I know, I know, it's a global economy and a rat race out there, but I am going to raise Liam on the belief that childhood is a precious, short, and special time. If he doesn't learn his letters until four, I am betting his life will still be good. I think when we start pushing our kids we need to stop and think about what we are really pushing for. I am thinking now of my daughter, Taryn. She has recently entered middle school and is struggling a bit more than in elementary. We told of this. I warned her of my own experiences. Elementary is easy if you have a decent amount of natural academic intelligence. Middle school is different. Middle school requires organizational skills and a fair bit of drive and ambition to excel. But when I think of why it worries me so much, it is because, she is my pride. She was the one child I thought would redeem my single mom's aren't a good environment status (not that the others couldn't, they just don't seem interested). But when it comes to her, she wants to be a hairdresser. Taryn has always been interested in the aesthetic, and caretaking. Who am I to push my pride onto her? I don't know.

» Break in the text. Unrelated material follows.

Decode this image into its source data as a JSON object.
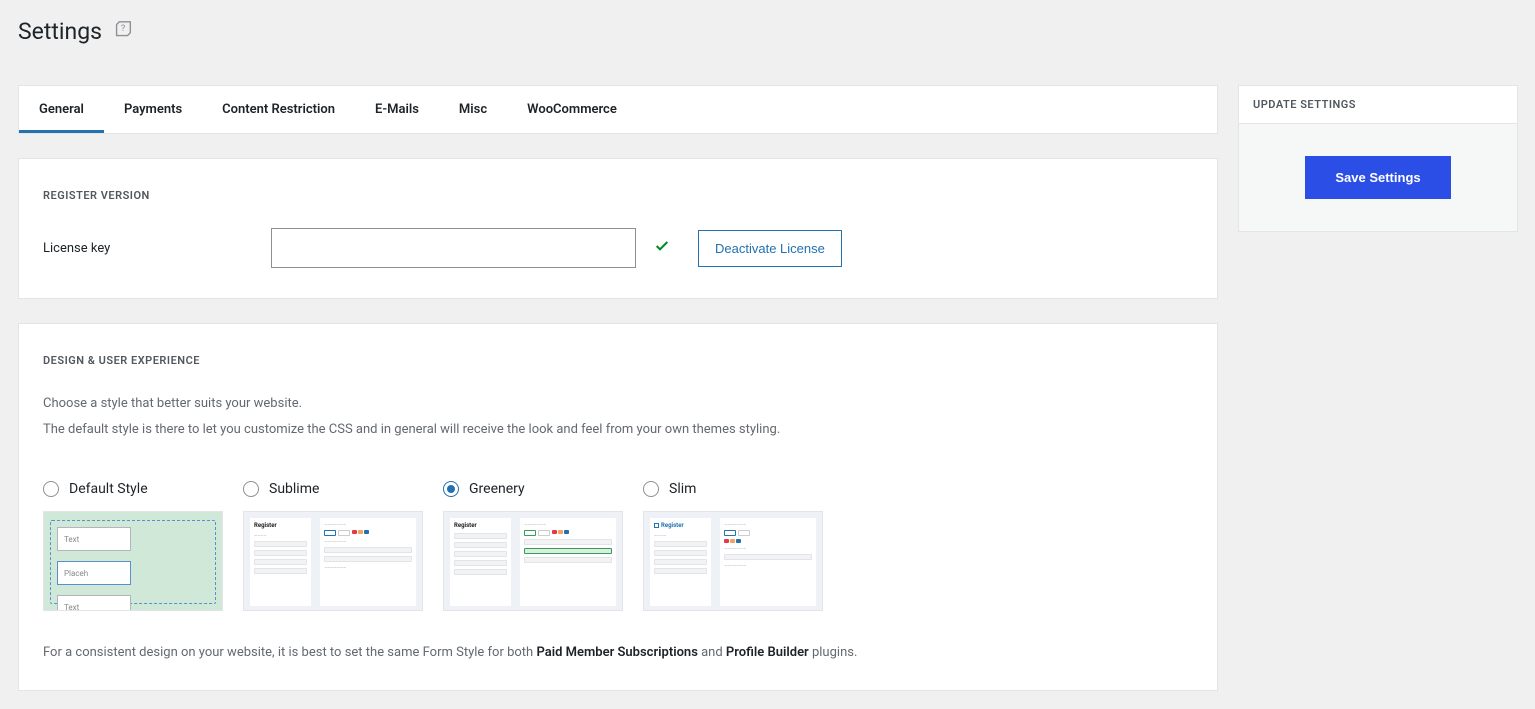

Today, I sat Liam on the floor before, propped between my legs, and demonstrated how to make sounds on his little wooden xylophone. He reached for the small wooden mallet (?) and immediately smacked himself on the head and then foot. After that, though, he started hitting the instrument with about 60% accuracy (sorry, education is all about data now). As I praised his efforts, I started looking forward with wry amusement. Sometime, in the not so distant future, he will be banging something with pride, and I will wonder-why won't he just be quiet?